Enumerating special event logs in C#

Question

I am trying to get a list of the "special" event logs in C#, like the "Microsoft\Windows\Audio\CaptureMonitor" log and all the others like it. They don't seem to be returned when I use System.Diagnostics.EventLog.GetEventLogs(). Is there a special way to get a list of all the special event logs?

Answer 1

I'll be honest and admit I don't know how these views tie into EventLogs and EventSources but take a look at the registry key:

HKLM\SOFTWARE\Microsoft\Windows\CurrentVersion\WINEVT\Channels

And see if that starts you down the right path. Also checkout:

How do I create a hierarchy of lognames in the Windows event system?

Answer 2

You may use the WevtUtil.exe tool:

To access event log information from the command line, use the WevtUtil.exe tool. This tool is located in the %SystemRoot%\System32 directory. For WevtUtil.exe tool help, use the wevtutil /? command.

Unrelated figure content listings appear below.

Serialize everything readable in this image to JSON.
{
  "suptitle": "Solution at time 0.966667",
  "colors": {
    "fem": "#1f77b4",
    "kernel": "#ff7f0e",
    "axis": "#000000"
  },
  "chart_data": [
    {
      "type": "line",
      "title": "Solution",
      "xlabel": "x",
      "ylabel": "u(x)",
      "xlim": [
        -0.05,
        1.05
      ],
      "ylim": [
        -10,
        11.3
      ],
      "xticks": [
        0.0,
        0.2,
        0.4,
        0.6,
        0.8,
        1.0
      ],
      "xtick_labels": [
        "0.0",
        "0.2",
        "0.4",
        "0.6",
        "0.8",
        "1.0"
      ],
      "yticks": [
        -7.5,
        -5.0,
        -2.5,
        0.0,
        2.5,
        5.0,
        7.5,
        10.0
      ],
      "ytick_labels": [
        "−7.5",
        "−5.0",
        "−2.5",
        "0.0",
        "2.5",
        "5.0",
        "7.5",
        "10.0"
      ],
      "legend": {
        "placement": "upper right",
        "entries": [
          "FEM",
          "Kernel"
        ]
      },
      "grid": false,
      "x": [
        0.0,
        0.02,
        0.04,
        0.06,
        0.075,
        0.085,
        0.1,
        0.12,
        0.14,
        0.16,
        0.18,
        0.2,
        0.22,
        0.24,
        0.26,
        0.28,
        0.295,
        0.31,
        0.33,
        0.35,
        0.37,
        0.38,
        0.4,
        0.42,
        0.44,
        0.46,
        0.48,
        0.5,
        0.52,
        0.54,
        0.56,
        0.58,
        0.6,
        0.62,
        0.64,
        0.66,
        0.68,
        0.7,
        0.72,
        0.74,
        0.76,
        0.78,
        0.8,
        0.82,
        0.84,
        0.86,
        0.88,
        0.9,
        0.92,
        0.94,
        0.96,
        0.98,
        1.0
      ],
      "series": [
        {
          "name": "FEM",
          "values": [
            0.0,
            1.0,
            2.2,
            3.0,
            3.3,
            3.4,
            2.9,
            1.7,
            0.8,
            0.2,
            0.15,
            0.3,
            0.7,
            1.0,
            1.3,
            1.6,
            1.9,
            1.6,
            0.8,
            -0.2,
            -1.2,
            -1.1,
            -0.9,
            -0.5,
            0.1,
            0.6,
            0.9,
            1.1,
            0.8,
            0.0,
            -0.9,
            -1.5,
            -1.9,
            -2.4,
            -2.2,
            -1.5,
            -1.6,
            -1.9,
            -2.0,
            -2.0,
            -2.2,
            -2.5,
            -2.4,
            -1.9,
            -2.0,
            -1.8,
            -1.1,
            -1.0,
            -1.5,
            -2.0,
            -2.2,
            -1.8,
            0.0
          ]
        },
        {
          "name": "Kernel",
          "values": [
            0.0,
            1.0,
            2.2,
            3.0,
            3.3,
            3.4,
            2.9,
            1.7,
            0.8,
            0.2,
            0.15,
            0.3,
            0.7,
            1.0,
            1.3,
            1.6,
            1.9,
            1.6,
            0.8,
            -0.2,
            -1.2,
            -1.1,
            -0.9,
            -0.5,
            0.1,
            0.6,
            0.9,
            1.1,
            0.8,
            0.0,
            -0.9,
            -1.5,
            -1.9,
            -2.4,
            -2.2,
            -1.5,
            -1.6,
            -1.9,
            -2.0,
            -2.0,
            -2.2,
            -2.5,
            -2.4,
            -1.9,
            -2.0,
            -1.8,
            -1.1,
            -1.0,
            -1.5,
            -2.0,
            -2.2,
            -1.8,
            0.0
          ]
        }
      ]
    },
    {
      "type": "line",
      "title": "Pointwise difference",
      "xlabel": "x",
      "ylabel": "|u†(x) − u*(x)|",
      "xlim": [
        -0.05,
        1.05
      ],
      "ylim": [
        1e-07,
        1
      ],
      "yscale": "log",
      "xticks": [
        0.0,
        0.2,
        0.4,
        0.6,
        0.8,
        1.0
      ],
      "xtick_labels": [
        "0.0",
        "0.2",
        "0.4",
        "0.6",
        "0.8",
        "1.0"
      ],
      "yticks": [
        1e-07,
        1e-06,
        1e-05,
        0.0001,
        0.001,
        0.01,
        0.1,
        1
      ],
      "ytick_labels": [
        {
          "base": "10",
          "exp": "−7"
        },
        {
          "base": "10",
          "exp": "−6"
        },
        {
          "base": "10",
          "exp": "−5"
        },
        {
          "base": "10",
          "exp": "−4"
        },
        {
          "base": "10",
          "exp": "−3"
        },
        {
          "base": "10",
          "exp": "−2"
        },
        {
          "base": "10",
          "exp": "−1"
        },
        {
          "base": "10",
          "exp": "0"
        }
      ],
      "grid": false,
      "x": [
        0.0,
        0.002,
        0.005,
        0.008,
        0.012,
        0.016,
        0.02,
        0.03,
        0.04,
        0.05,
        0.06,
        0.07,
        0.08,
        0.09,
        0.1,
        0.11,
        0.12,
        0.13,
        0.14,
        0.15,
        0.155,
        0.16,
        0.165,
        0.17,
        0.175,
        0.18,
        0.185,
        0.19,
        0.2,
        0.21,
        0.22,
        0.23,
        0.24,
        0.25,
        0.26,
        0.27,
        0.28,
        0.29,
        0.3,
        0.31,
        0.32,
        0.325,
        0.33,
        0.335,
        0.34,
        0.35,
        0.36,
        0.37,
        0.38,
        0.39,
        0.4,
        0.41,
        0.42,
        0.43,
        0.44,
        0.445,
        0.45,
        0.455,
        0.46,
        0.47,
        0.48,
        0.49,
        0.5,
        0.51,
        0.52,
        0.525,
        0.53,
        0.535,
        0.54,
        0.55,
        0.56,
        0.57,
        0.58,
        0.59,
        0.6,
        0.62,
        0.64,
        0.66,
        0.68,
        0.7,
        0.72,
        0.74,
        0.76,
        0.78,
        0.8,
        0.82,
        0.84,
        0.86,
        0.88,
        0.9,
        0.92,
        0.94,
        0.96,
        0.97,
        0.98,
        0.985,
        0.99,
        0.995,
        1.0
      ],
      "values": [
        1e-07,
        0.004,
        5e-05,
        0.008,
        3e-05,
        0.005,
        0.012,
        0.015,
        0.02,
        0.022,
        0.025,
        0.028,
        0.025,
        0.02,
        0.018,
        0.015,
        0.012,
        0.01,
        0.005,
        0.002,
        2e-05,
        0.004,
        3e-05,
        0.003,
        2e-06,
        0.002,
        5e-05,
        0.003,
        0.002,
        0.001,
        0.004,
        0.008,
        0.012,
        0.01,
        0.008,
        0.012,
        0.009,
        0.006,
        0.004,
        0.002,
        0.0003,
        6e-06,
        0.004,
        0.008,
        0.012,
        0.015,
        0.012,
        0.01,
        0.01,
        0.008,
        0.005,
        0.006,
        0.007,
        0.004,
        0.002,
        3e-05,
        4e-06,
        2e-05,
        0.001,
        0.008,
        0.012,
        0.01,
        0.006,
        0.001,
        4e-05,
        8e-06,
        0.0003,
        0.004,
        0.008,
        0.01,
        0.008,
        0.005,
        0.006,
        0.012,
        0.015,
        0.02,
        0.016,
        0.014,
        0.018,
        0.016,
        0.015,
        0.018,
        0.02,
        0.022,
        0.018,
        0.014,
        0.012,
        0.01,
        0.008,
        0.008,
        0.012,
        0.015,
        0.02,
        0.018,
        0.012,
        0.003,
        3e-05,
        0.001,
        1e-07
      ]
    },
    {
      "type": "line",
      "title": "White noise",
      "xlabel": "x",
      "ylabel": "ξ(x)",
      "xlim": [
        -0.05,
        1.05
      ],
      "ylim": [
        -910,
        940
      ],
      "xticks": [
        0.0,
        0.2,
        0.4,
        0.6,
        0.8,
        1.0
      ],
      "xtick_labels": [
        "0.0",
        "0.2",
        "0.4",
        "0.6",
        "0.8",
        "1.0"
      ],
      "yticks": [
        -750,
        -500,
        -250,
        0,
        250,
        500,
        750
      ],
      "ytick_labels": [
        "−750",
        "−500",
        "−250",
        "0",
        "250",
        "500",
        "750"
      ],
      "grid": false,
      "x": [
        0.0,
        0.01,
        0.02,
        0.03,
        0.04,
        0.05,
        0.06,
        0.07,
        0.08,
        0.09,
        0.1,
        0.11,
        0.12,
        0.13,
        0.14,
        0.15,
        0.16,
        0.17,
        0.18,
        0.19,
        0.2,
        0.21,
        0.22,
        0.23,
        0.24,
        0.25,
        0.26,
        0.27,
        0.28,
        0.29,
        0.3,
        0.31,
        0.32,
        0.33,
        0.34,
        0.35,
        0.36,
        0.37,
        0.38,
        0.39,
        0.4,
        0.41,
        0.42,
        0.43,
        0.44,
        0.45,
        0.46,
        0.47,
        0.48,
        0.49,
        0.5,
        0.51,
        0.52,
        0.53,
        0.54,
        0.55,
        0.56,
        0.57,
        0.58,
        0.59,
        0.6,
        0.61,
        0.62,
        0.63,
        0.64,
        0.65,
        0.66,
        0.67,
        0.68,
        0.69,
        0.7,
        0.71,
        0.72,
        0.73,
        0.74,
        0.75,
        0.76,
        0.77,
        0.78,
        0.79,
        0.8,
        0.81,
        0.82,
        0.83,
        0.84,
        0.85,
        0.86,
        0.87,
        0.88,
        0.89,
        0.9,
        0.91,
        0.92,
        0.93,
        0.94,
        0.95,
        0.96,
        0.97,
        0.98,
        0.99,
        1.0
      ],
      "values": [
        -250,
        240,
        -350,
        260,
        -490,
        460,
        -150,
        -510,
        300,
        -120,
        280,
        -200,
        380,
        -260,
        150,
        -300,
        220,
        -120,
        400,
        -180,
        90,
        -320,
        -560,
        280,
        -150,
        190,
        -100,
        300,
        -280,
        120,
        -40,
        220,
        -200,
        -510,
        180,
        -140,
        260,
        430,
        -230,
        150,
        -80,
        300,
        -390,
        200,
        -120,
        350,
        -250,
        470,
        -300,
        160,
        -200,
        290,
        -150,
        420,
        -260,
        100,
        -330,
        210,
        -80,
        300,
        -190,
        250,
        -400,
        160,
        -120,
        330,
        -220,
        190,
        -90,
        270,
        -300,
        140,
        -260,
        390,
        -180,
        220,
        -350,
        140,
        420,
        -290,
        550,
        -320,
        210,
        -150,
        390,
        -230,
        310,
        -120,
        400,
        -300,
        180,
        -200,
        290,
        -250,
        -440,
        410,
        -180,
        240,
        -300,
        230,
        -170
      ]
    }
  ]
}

I guess you might use a System.Diagnostigs.Process, launch the tool, then capture and parse the console output.

using System;
using System.Diagnostics;
using System.Linq;

class Program
{
    static void Main(string[] args)
    {
        var output = "";
        var p = new Process();
        var psi = new ProcessStartInfo("wevtutil.exe", "el");

        psi.CreateNoWindow = true;
        psi.RedirectStandardOutput = true;
        psi.UseShellExecute = false;
        p.StartInfo = psi;
        p.Start();

        using (var processOutput = p.StandardOutput)
        {
            output = processOutput.ReadToEnd();
        }

        p.WaitForExit();

        var eventLogs = output
            .Split(new string[] { "\r\n" }, StringSplitOptions.RemoveEmptyEntries)
            .ToList();

        foreach (var item in eventLogs)
        {
            Console.WriteLine(item);
        }
    }
}

For reading the event log, you could use the same approach (for example, call wevtutil qe Microsoft-Windows-Audio/CaptureMonitor /f:text) or the System.Diagnostics.Eventing.Reader Namespace.Try the following:

using System;
using System.Diagnostics.Eventing.Reader;

class Program
{
    static void Main(string[] args)
    {
        EventLogQuery subscriptionQuery = 
            new EventLogQuery("Microsoft-Windows-Audio/CaptureMonitor", 
                PathType.LogName, "*");

        using (EventLogReader logReader = 
            new EventLogReader(subscriptionQuery))
        {
            DisplayEventAndLogInformation(logReader);
        }
    }

    private static void DisplayEventAndLogInformation(EventLogReader logReader)
    {
        for (EventRecord eventInstance = logReader.ReadEvent();
            null != eventInstance; eventInstance = logReader.ReadEvent())
        {
            Console.WriteLine("--------------------------------------");
            Console.WriteLine("Event ID: {0}", eventInstance.Id);
            Console.WriteLine("Publisher: {0}", eventInstance.ProviderName);

            try
            {
                Console.WriteLine("Description: {0}", 
                    eventInstance.FormatDescription());
            }
            catch (EventLogException)
            {
                // The event description contains parameters, 
                // and no parameters were passed to the 
                // FormatDescription method, so an exception is thrown.
            }

            // Cast the EventRecord object as an EventLogRecord 
            // object to access the EventLogRecord class properties
            EventLogRecord logRecord = (EventLogRecord)eventInstance;
            Console.WriteLine("Container Event Log: {0}", 
                logRecord.ContainerLog);
        }
    }
}

You may have to tweak a little bit the EventLogQuery constructor's query parameter (*) according to your needs. The topic How to: Query for Events shows an implementation example.